Santiago crece cada día más pero no madura. Se abandona a su propia agresividad hormonal y exceso de todo–de esmog, autos, cadenas de farmacias, hipermercados, multitiendas, estacionamientos subterráneos y más autos –y por un momento me sorprendo a mí misma y a mis amigos hablando de infierno. Incluso mi madre, férrea defensora de la imperfección estética y anímica de todas las metrópolis latinoamericanas, menciona la palabra pesadilla cuando sale del Jumbo o está atrapada en la Costanera Norte.

¿Es normal vivir en un lugar que se odia? ¿Se puede aprender a amar algo que se critica, reta y al final del día, se perdona?

Quizás porque he pasado más tiempo de la cuenta en capitales con grandes ríos (Tevere, Sena, East River), ciudades estresantes pero con aire limpio, hay dos cosas que nunca le perdonaré a Santiago: su horrible, deprimente y cancerígena capa de esmog y ese torrente café llamado Mapocho que la ensucia.

Sospecho que vivir en Santiago siempre implicará querer escapar de Santiago.
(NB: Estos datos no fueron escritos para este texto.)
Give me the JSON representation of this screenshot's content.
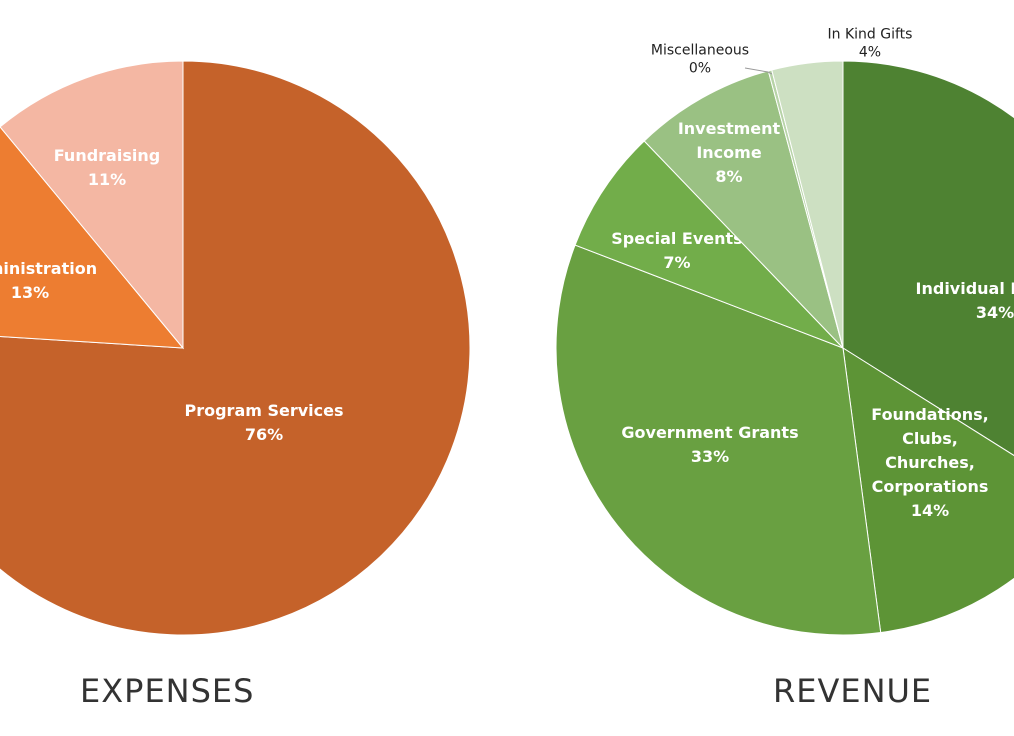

Es parte del trato secreto de cualquier relación de amor y odio. Entrar y salir. Dejar al otro libre. Partir cuando todo se satura y volver re-oxigenado. Jamás olvidar que hay un mundo más allá de Pajaritos.

Convertirte en adulto en una ciudad que no lo es te obliga de alguna manera a inventar tu propio paisaje mental. Siempre he pensado que Santiago es infinitamente mejor de noche que de día. Manejando a solas y a oscuras, sin autos, sin sol, sin gente, todo se embellece una enormidad. Quizás mi paso por Nueva York me dejó una especial sensibilidad hacia las luces nocturnas. No sé. Pero acelerar por una calle desierta escuchando música es lo más cercano a sentirse dueño de un lugar. Si este viaje además te lleva hacia un cerro, el sonido de los grillos hablará por ti. La ciudad horizontal, plana, repartida por el valle como una mancha de luciérnagas, aparece en su mejor forma, desde arriba y en penumbras.